As for monetary policy expectations, markets are divided on the likelihood of the Fed taking further action at its upcoming meeting in December.

Technical Analysis: sterling /dollar struggles to break above 1.2600

The pound sterling faced some challenges in climbing above 1.2600 after falling below the psychological support at 1.2500 against the US dollar. Despite its current recovery, some traders may use this bounce to build new short positions, as the overall downtrend continues. The 200-day exponential moving average (EMA) points to a resistance level near 1.2800.

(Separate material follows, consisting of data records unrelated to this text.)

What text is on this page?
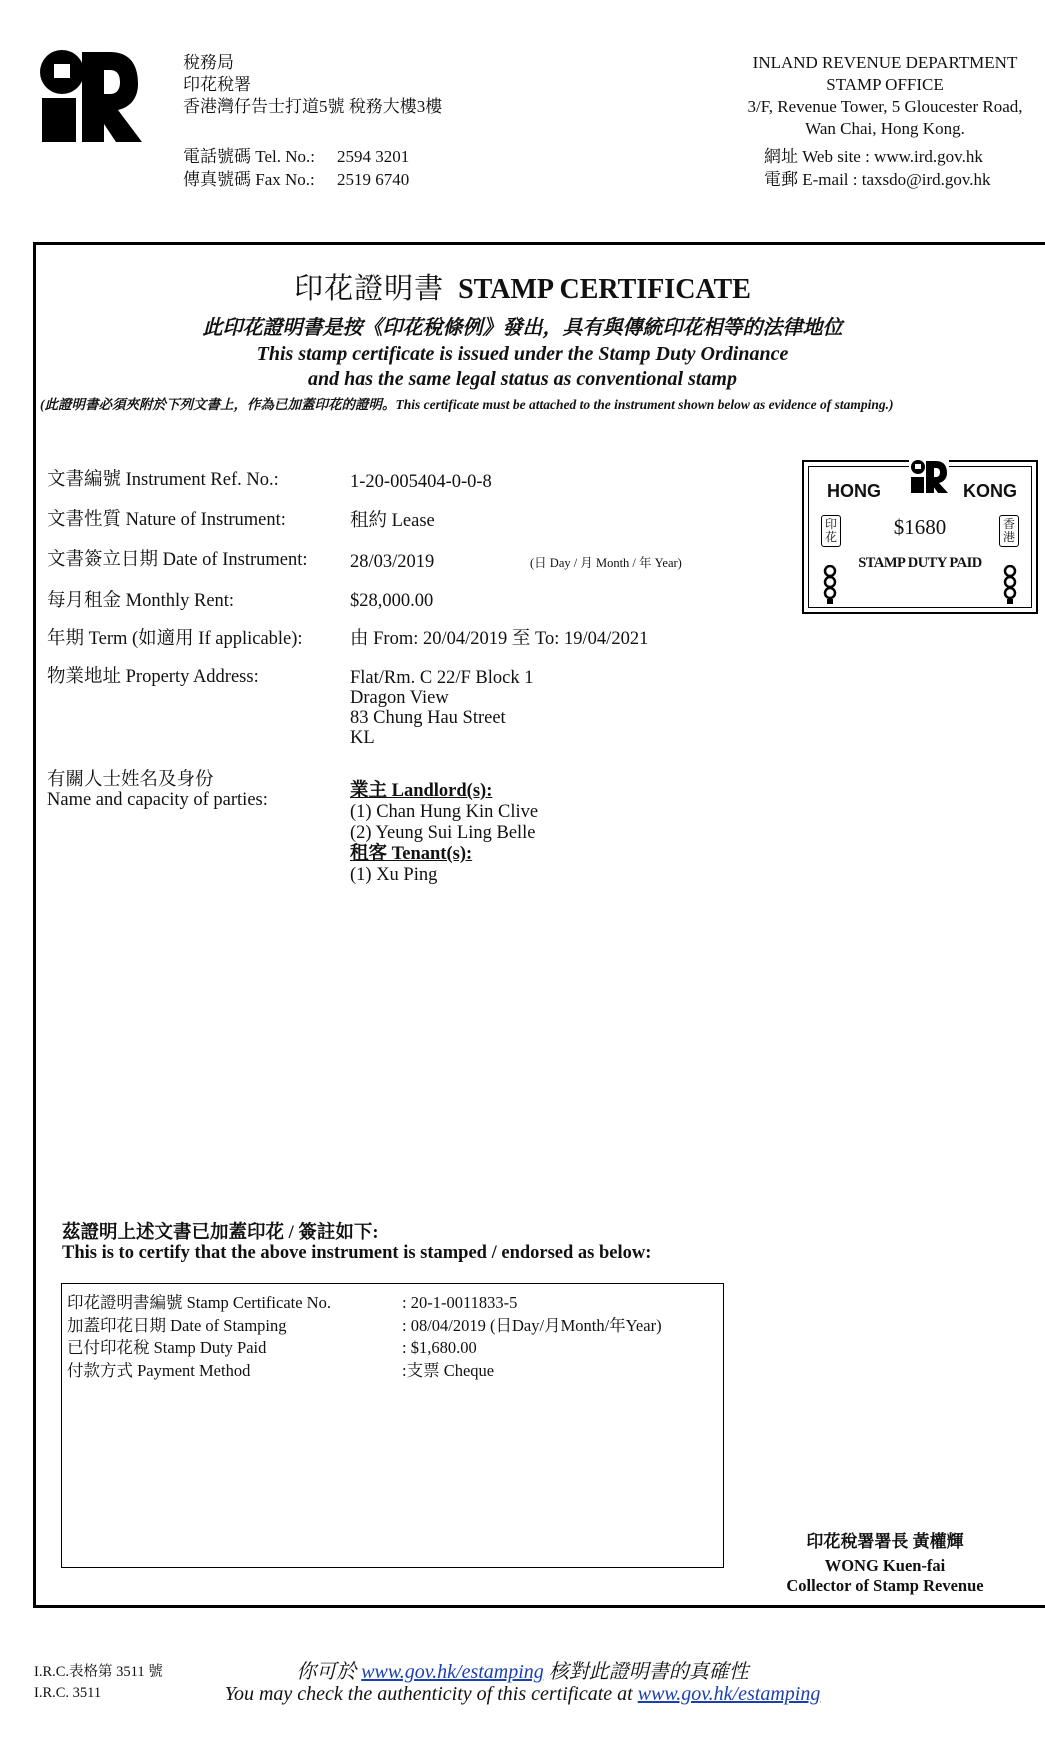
稅務局
印花稅署
香港灣仔告士打道5號 稅務大樓3樓
電話號碼 Tel. No.:	2594 3201
傳真號碼 Fax No.:	2519 6740
INLAND REVENUE DEPARTMENT
STAMP OFFICE
3/F, Revenue Tower, 5 Gloucester Road,
Wan Chai, Hong Kong.
網址 Web site : www.ird.gov.hk
電郵 E-mail : taxsdo@ird.gov.hk
印花證明書 STAMP CERTIFICATE
此印花證明書是按《印花稅條例》發出，具有與傳統印花相等的法律地位
This stamp certificate is issued under the Stamp Duty Ordinance
and has the same legal status as conventional stamp
(此證明書必須夾附於下列文書上，作為已加蓋印花的證明。This certificate must be attached to the instrument shown below as evidence of stamping.)
文書編號 Instrument Ref. No.:	1-20-005404-0-0-8
文書性質 Nature of Instrument:	租約 Lease
文書簽立日期 Date of Instrument: 28/03/2019	(日 Day / 月 Month / 年 Year)
每月租金 Monthly Rent:	$28,000.00
年期 Term (如適用 If applicable):	由 From: 20/04/2019 至 To: 19/04/2021
物業地址 Property Address:	Flat/Rm. C 22/F Block 1
Dragon View
83 Chung Hau Street
KL
有關人士姓名及身份
Name and capacity of parties:	業主 Landlord(s):
(1) Chan Hung Kin Clive
(2) Yeung Sui Ling Belle
租客 Tenant(s):
(1) Xu Ping
HONG	KONG
$1680
STAMP DUTY PAID
印花
香港
茲證明上述文書已加蓋印花 / 簽註如下:
This is to certify that the above instrument is stamped / endorsed as below:
印花證明書編號 Stamp Certificate No.	: 20-1-0011833-5
加蓋印花日期 Date of Stamping	: 08/04/2019 (日Day/月Month/年Year)
已付印花稅 Stamp Duty Paid	: $1,680.00
付款方式 Payment Method	:支票 Cheque
印花稅署署長 黃權輝
WONG Kuen-fai
Collector of Stamp Revenue
I.R.C.表格第 3511 號
I.R.C. 3511
你可於 www.gov.hk/estamping 核對此證明書的真確性
You may check the authenticity of this certificate at www.gov.hk/estamping
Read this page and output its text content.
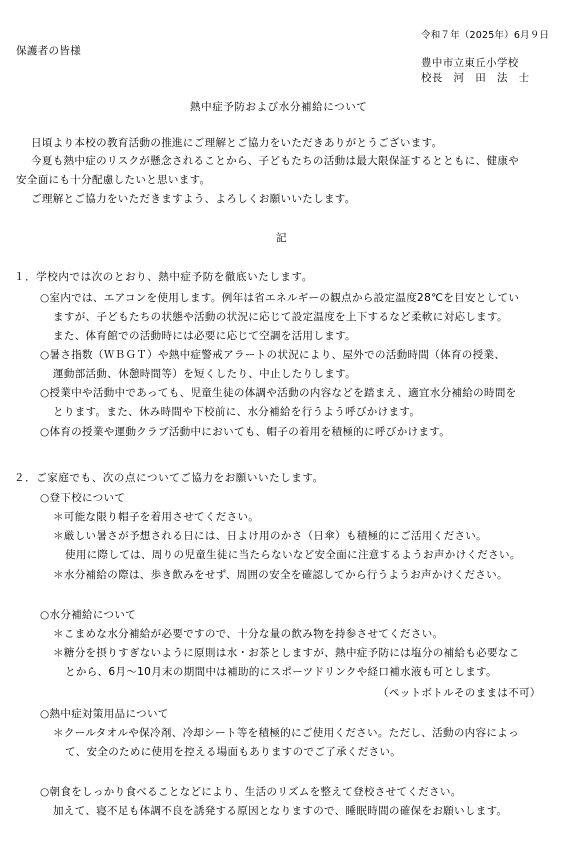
令和７年（2025年）6月９日
保護者の皆様
豊中市立東丘小学校
校長　河　田　法　士
熱中症予防および水分補給について
日頃より本校の教育活動の推進にご理解とご協力をいただきありがとうございます。
今夏も熱中症のリスクが懸念されることから、子どもたちの活動は最大限保証するとともに、健康や
安全面にも十分配慮したいと思います。
ご理解とご協力をいただきますよう、よろしくお願いいたします。
記
１．学校内では次のとおり、熱中症予防を徹底いたします。
○室内では、エアコンを使用します。例年は省エネルギーの観点から設定温度28℃を目安としてい
ますが、子どもたちの状態や活動の状況に応じて設定温度を上下するなど柔軟に対応します。
また、体育館での活動時には必要に応じて空調を活用します。
○暑さ指数（ＷＢＧＴ）や熱中症警戒アラートの状況により、屋外での活動時間（体育の授業、
運動部活動、休憩時間等）を短くしたり、中止したりします。
○授業中や活動中であっても、児童生徒の体調や活動の内容などを踏まえ、適宜水分補給の時間を
とります。また、休み時間や下校前に、水分補給を行うよう呼びかけます。
○体育の授業や運動クラブ活動中においても、帽子の着用を積極的に呼びかけます。
２．ご家庭でも、次の点についてご協力をお願いいたします。
○登下校について
＊可能な限り帽子を着用させてください。
＊厳しい暑さが予想される日には、日よけ用のかさ（日傘）も積極的にご活用ください。
使用に際しては、周りの児童生徒に当たらないなど安全面に注意するようお声かけください。
＊水分補給の際は、歩き飲みをせず、周囲の安全を確認してから行うようお声かけください。
○水分補給について
＊こまめな水分補給が必要ですので、十分な量の飲み物を持参させてください。
＊糖分を摂りすぎないように原則は水・お茶としますが、熱中症予防には塩分の補給も必要なこ
とから、6月～10月末の期間中は補助的にスポーツドリンクや経口補水液も可とします。
（ペットボトルそのままは不可）
○熱中症対策用品について
＊クールタオルや保冷剤、冷却シート等を積極的にご使用ください。ただし、活動の内容によっ
て、安全のために使用を控える場面もありますのでご了承ください。
○朝食をしっかり食べることなどにより、生活のリズムを整えて登校させてください。
加えて、寝不足も体調不良を誘発する原因となりますので、睡眠時間の確保をお願いします。
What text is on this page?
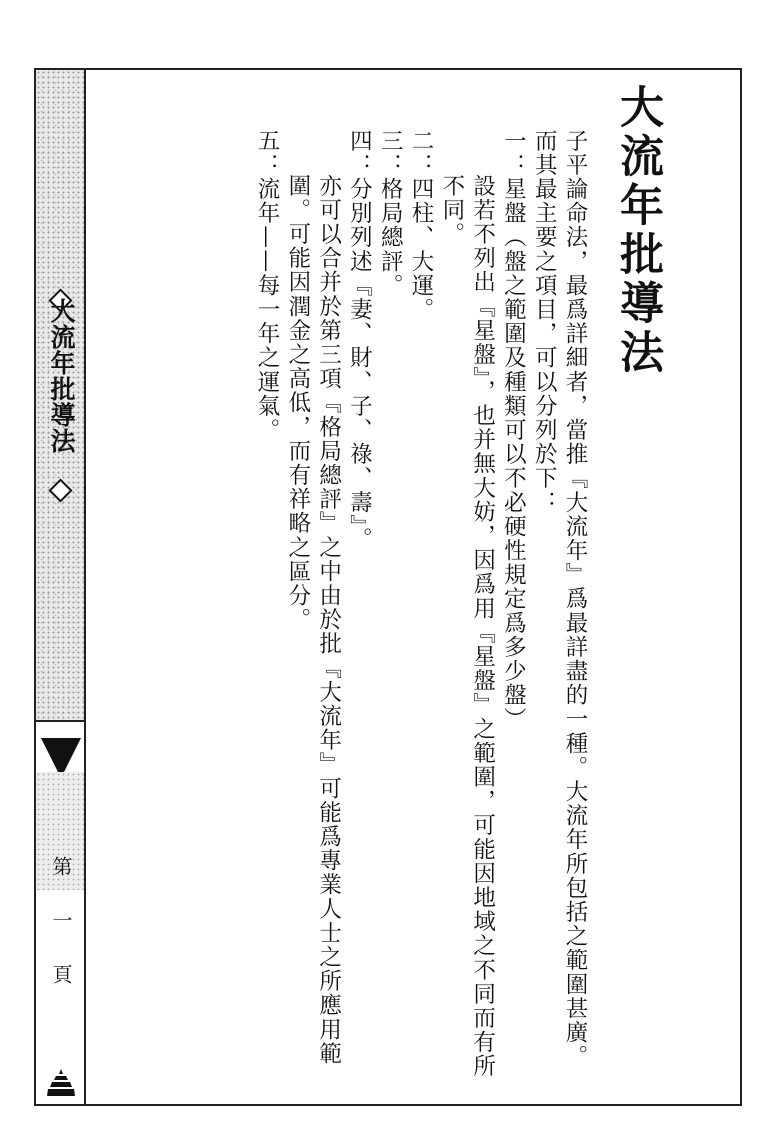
大流年批導法
第一頁

大流年批導法

子平論命法，最爲詳細者，當推『大流年』爲最詳盡的一種。大流年所包括之範圍甚廣。而其最主要之項目，可以分列於下：

一：星盤（盤之範圍及種類可以不必硬性規定爲多少盤）

設若不列出『星盤』，也并無大妨，因爲用『星盤』之範圍，可能因地域之不同而有所不同。

二：四柱、大運。

三：格局總評。

四：分別列述『妻、財、子、祿、壽』。

亦可以合并於第三項『格局總評』之中由於批『大流年』可能爲專業人士之所應用範圍。可能因潤金之高低，而有祥略之區分。

五：流年——每一年之運氣。
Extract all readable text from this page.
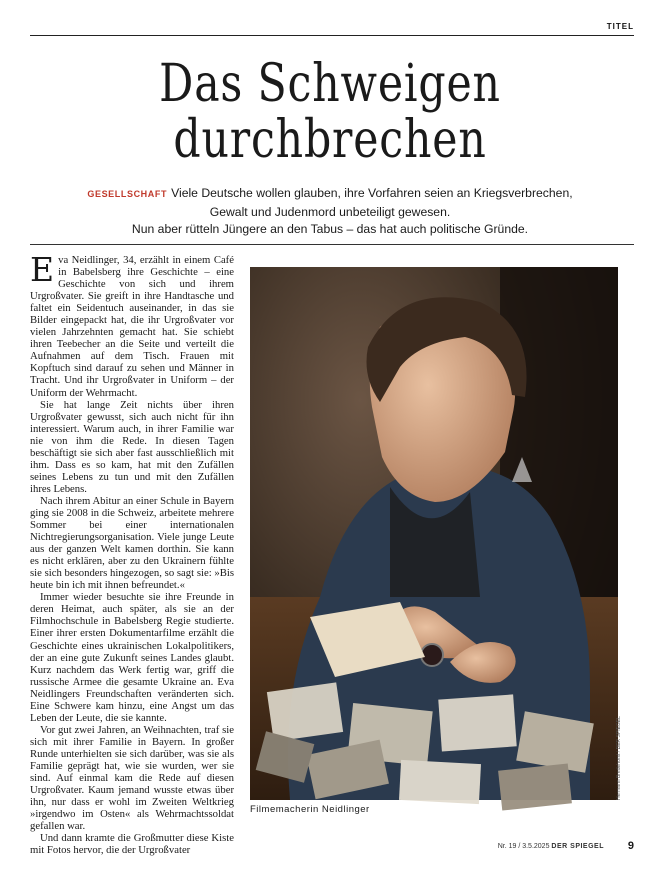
TITEL
Das Schweigen
durchbrechen
GESELLSCHAFT Viele Deutsche wollen glauben, ihre Vorfahren seien an Kriegsverbrechen,
Gewalt und Judenmord unbeteiligt gewesen.
Nun aber rütteln Jüngere an den Tabus – das hat auch politische Gründe.

Eva Neidlinger, 34, erzählt in einem Café in Babelsberg ihre Geschichte – eine Geschichte von sich und ihrem Urgroßvater. Sie greift in ihre Handtasche und faltet ein Seidentuch auseinander, in das sie Bilder eingepackt hat, die ihr Urgroßvater vor vielen Jahrzehnten gemacht hat. Sie schiebt ihren Teebecher an die Seite und verteilt die Aufnahmen auf dem Tisch. Frauen mit Kopftuch sind darauf zu sehen und Männer in Tracht. Und ihr Urgroßvater in Uniform – der Uniform der Wehrmacht.

Sie hat lange Zeit nichts über ihren Urgroßvater gewusst, sich auch nicht für ihn interessiert. Warum auch, in ihrer Familie war nie von ihm die Rede. In diesen Tagen beschäftigt sie sich aber fast ausschließlich mit ihm. Dass es so kam, hat mit den Zufällen seines Lebens zu tun und mit den Zufällen ihres Lebens.

Nach ihrem Abitur an einer Schule in Bayern ging sie 2008 in die Schweiz, arbeitete mehrere Sommer bei einer internationalen Nichtregierungsorganisation. Viele junge Leute aus der ganzen Welt kamen dorthin. Sie kann es nicht erklären, aber zu den Ukrainern fühlte sie sich besonders hingezogen, so sagt sie: »Bis heute bin ich mit ihnen befreundet.«

Immer wieder besuchte sie ihre Freunde in deren Heimat, auch später, als sie an der Filmhochschule in Babelsberg Regie studierte. Einer ihrer ersten Dokumentarfilme erzählt die Geschichte eines ukrainischen Lokalpolitikers, der an eine gute Zukunft seines Landes glaubt. Kurz nachdem das Werk fertig war, griff die russische Armee die gesamte Ukraine an. Eva Neidlingers Freundschaften veränderten sich. Eine Schwere kam hinzu, eine Angst um das Leben der Leute, die sie kannte.

Vor gut zwei Jahren, an Weihnachten, traf sie sich mit ihrer Familie in Bayern. In großer Runde unterhielten sie sich darüber, was sie als Familie geprägt hat, wie sie wurden, wer sie sind. Auf einmal kam die Rede auf diesen Urgroßvater. Kaum jemand wusste etwas über ihn, nur dass er wohl im Zweiten Weltkrieg »irgendwo im Osten« als Wehrmachtssoldat gefallen war.

Und dann kramte die Großmutter diese Kiste mit Fotos hervor, die der Urgroßvater

Hermann Bredehorst / DER SPIEGEL
Filmemacherin Neidlinger
Nr. 19 / 3.5.2025 DER SPIEGEL 9
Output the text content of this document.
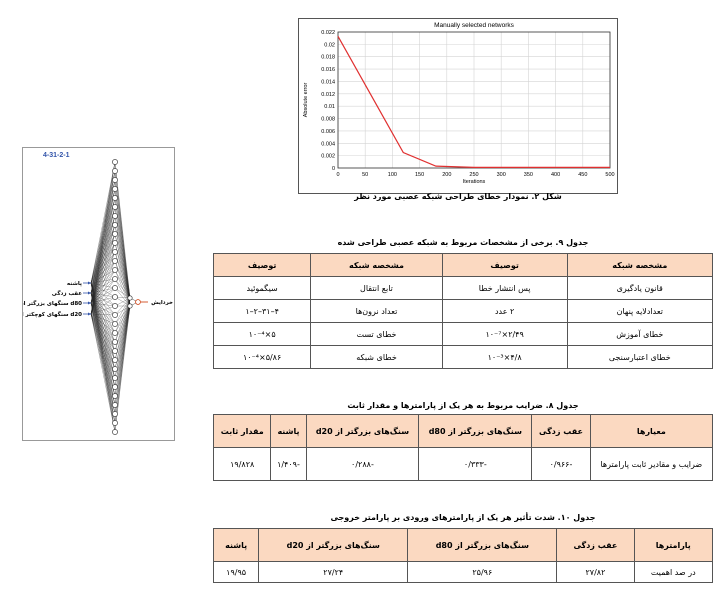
Manually selected networks
0	50	100	150	200	250	300	350	400	450	500
0
0.002
0.004
0.006
0.008
0.01
0.012
0.014
0.016
0.018
0.02
0.022
Iterations
Absolute error
شکل ۲. نمودار خطای طراحی شبکه عصبی مورد نظر
4-31-2-1
پاشنه
عقب زدگی
سنگهای بزرگتر از d80
سنگهای کوچکتر از d20
خرد‌ایش
جدول ۹. برخی از مشخصات مربوط به شبکه عصبی طراحی شده
مشخصه شبکه	توصیف	مشخصه شبکه	توصیف
قانون یادگیری	پس انتشار خطا	تابع انتقال	سیگموئید
تعدادلایه پنهان	۲ عدد	تعداد نرون‌ها	۴–۳۱–۲–۱
خطای آموزش	۲/۴۹×۱۰⁻⁷	خطای تست	۵×۱۰⁻⁴
خطای اعتبارسنجی	۴/۸×۱۰⁻³	خطای شبکه	۵/۸۶×۱۰⁻⁴
جدول ۸. ضرایب مربوط به هر یک از پارامترها و مقدار ثابت
معیارها	عقب زدگی	سنگ‌های بزرگتر از d80	سنگ‌های بزرگتر از d20	پاشنه	مقدار ثابت
ضرایب و مقادیر ثابت پارامترها	-۰/۹۶۶	-۰/۳۳۳	-۰/۲۸۸	-۱/۴۰۹	۱۹/۸۲۸
جدول ۱۰. شدت تأثیر هر یک از پارامترهای ورودی بر پارامتر خروجی
پارامترها	عقب زدگی	سنگ‌های بزرگتر از d80	سنگ‌های بزرگتر از d20	پاشنه
در صد اهمیت	۲۷/۸۲	۲۵/۹۶	۲۷/۲۴	۱۹/۹۵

Disappointing economic performance in the UK and its impact on the financial future

The British Prime Minister pledged to achieve sustainable economic growth of 2.5% annually and improve living standards, in the face of major challenges for the economy that has been suffering from stagnant productivity since the global financial crisis in 2008. According to the latest economic reports, inflation in the United Kingdom accelerated more than expected in October, as consumer prices rose by 2.3% compared to last year, driven by higher energy bills. At the same time, inflation in the services sector remains high at 5%, reflecting the ongoing pressures on the domestic economy.

The British economy is also facing increasing unemployment rates, as many citizens struggle to find stable jobs, which increases the burden on British families. With inflation remaining high, consumers’ purchasing power is negatively affected, leading to a decline in consumer spending, which is one of the main drivers of the economy.

This is in light of strong economic growth in the United States and the continuation of policies that support this growth, while the British economy faces additional challenges, such as huge tax increases and raising the minimum wage, in addition to the burdens resulting from amendments to labor laws.

Bank of England Policy Expectations and Future Market Trends

In terms of monetary policy, markets have shown an increase in investor expectations about the number of interest rate cuts that the Bank of England may make next year, raising expectations from two to three. The probability of a December rate cut remains low, but the Bank of England plans to implement a significant rate cut in February 2025. The move aims to stimulate economic growth and ease inflationary pressures, though it may indirectly affect the value of the pound sterling and increase challenges for financial markets.